Not bad for 150, but a century and a half of service means our church is now in need of some care. Here are our restoration goals for the comings years.

The original designs by Joseph Aloysius Hansom are of beautiful proportions and make the most of the site acquired in the 1870s. Sadly, over time, decorative features of any quality were painted out and the sanctuary was deconstructed, reducing its status and impact. Maintenance of the building has not been able to keep pace with the effects of successive ineffective heating systems, inappropriate lighting, or piecemeal interventions for issues like degrading plaster and evidence of damp.

The proposed programme of works is as much about refurbishment as it is about restoration. It is a whole-building project which seeks to bring the entire church to an excellent standard of decorative and architectural repair as well as to seek a harmony in the building (and infrastructure) which sees it practically fit for purpose and worthy as a place set apart for the worship of God.

In the tradition of the Oratory, the church is perhaps the greatest asset in its work. Not only is it a venue for our preaching and for the administration of the sacraments, but it must be an inspiring place of prayer (as the name ‘Oratory’ suggests). It is not only the setting for the Church’s Sacred Liturgy, with the space for all the ritual and music which sets it apart, but it is an environment where the heart and mind are lifted to the beauty, harmony and mystery that is in God.

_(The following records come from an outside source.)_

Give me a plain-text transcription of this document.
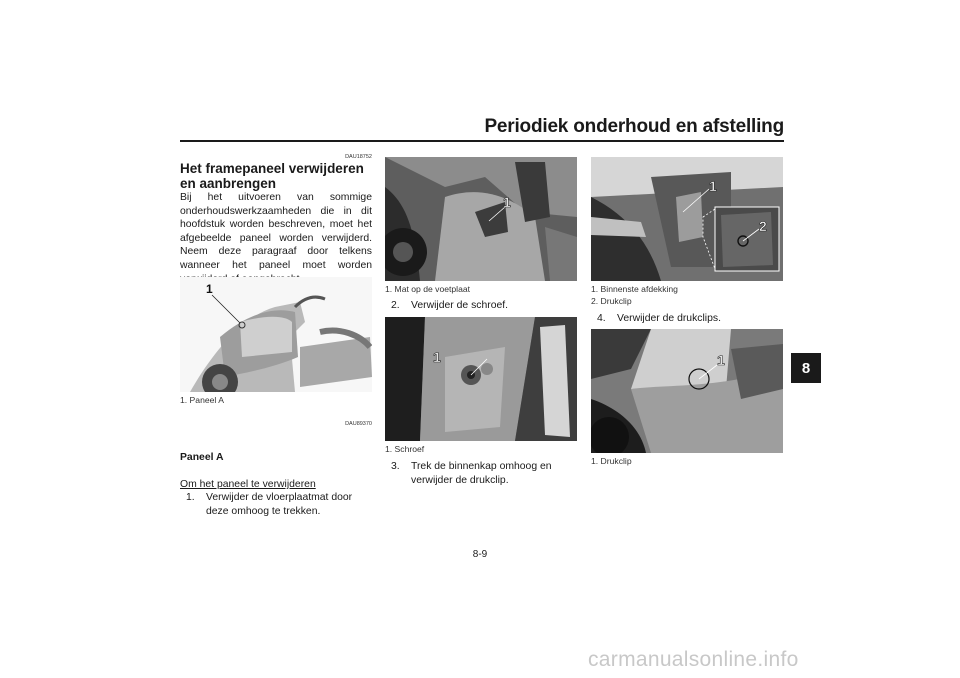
Periodiek onderhoud en afstelling
8
DAU18752
Het framepaneel verwijderen en aanbrengen
Bij het uitvoeren van sommige onderhoudswerkzaamheden die in dit hoofdstuk worden beschreven, moet het afgebeelde paneel worden verwijderd. Neem deze paragraaf door telkens wanneer het paneel moet worden
1
1. Paneel A
DAU89370
Paneel A
Om het paneel te verwijderen
1. Verwijder de vloerplaatmat door deze omhoog te trekken.
1
1. Mat op de voetplaat
2. Verwijder de schroef.
1
1. Schroef
3. Trek de binnenkap omhoog en verwijder de drukclip.
1
2
1. Binnenste afdekking
2. Drukclip
4. Verwijder de drukclips.
1
1. Drukclip
8-9
carmanualsonline.info
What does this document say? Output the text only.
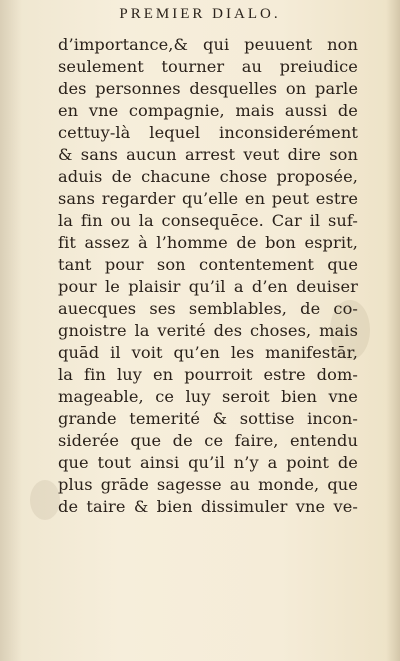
PREMIER DIALO.
d’importance,& qui peuuent non
seulement tourner au preiudice
des personnes desquelles on parle
en vne compagnie, mais aussi de
cettuy-là lequel inconsiderément
& sans aucun arrest veut dire son
aduis de chacune chose proposée,
sans regarder qu’elle en peut estre
la fin ou la consequēce. Car il suf-
fit assez à l’homme de bon esprit,
tant pour son contentement que
pour le plaisir qu’il a d’en deuiser
auecques ses semblables, de co-
gnoistre la verité des choses, mais
quād il voit qu’en les manifestār,
la fin luy en pourroit estre dom-
mageable, ce luy seroit bien vne
grande temerité & sottise incon-
siderée que de ce faire, entendu
que tout ainsi qu’il n’y a point de
plus grāde sagesse au monde, que
de taire & bien dissimuler vne ve-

In his guide to the Oratory Church in Birmingham, Fr Henry Tristram of the Oratory summed up his description with the motto adopted by St John Henry Newman, our Cardinal, ex umbris et imaginibus in veritatem. Fr Tristram points out that for Newman, this motto summed up something fundamental to Newman’s life, that “this visible world is, as it were, an insubstantial shadow veiling the invisible which alone is real and true and ultimate.” It is this fact, this mystery, says Tristram, that is “embedded in a medley of impressions, impressions of altars and statues, of marble and mosaic, of all that constitutes the glory of God’s House.”

Whilst it is a very tall order, it is by this programme of works that we want our building to communicate this mystery with even greater catching force.

Whilst celebrating the architecture of Hansom, as well as the work of Brindley & Farmer (the reredos) and the decorative scheme of Gabriel Pippet (if it can be salvaged), we want to bring out the colour, the texture, and the details that will make our church the architectural and spiritual gem it should be. With a focus on the use of materials, both new and recovered, we want the building to speak of quality and good taste. It should communicate a strong sense of our tradition to all who come here. Finally it is by order and harmony as well as the use of colour, lighting, patterns and materials that it will convey something of mystery, to raise the heart and mind to God.